Actually, value IS in fact determined by price. They are in fact the same thing. This may not be the thread for a discussion of value theory, but whatever, this thread’s trash anyway.
In fact, nearly all economists agree that market failures exist: situations in which the values assigned by the market are not what they should be.
While there are certainly events which can be described as “market failures”, the issue is never really that the prices determined by the market are “wrong”. Because such a statement presumes that there is some other “right” value which the market does not reflect. But that assumption is wholely unsubstantiated. It’s an imaginary notion which is totally impossible to derive. How are you determining what that “correct” value is? Why is that determination better than the market’s? There are no good answers to these questions, which is why all non-market-based value theories fail miserably at determining value.
For instance, the market assigns a high value to methamphetamine cooks, because they make a product that millions of consumers are willing to pay a lot for.

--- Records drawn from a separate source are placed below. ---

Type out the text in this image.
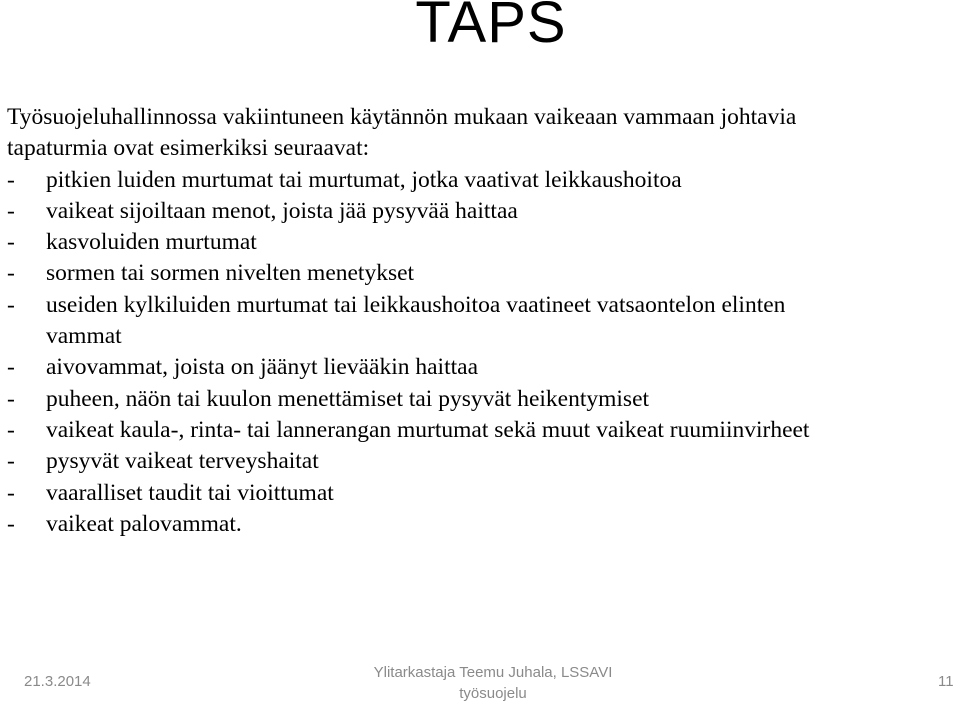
TAPS
Työsuojeluhallinnossa vakiintuneen käytännön mukaan vaikeaan vammaan johtavia
tapaturmia ovat esimerkiksi seuraavat:
- pitkien luiden murtumat tai murtumat, jotka vaativat leikkaushoitoa
- vaikeat sijoiltaan menot, joista jää pysyvää haittaa
- kasvoluiden murtumat
- sormen tai sormen nivelten menetykset
- useiden kylkiluiden murtumat tai leikkaushoitoa vaatineet vatsaontelon elinten
vammat
- aivovammat, joista on jäänyt lievääkin haittaa
- puheen, näön tai kuulon menettämiset tai pysyvät heikentymiset
- vaikeat kaula-, rinta- tai lannerangan murtumat sekä muut vaikeat ruumiinvirheet
- pysyvät vaikeat terveyshaitat
- vaaralliset taudit tai vioittumat
- vaikeat palovammat.
21.3.2014
Ylitarkastaja Teemu Juhala, LSSAVI
työsuojelu
11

And it assigns low value to basic science research, because few consumers want to pay for it themselves.
And you think that’s incorrect? Why?
Those meth cooks are providing a service that millions of people want. While you, personally, may not find value in their services, your personal opinion is not omniscient or more valid.
But the market does not have the final word, so these failures are identified and corrected using another, more final standard of value.
Again… what is that “more final standard of value”? You’re making a common mistake here in presupposing that there is some sort of inherent value in objects.
Second, capitalism is a system of allocating resources. But meritocracy, like democracy, aristocracy, and theocracy, is a system of assigning power to leaders. The purposes are orthogonal, because a market can choose its leaders however it wants. In a public company, leaders are chosen because of their popularity, using democratic (or oligarchic) means. In a family run business, leaders are chosen through nepotism. And in a Silicon Valley startup, they might be chosen because of their ability or credentials (ie meritocracy). There is nothing about capitalism that intrinsically favors the latter.
Well, there kind of is, in that if leaders are chosen poorly, instead of through an ability to effectively run a business, then it ultimately detracts from that business’ ability to operate effectively. This will eventually cause it to lose marketshare to companies which are operated in a more effective manner, comparatively.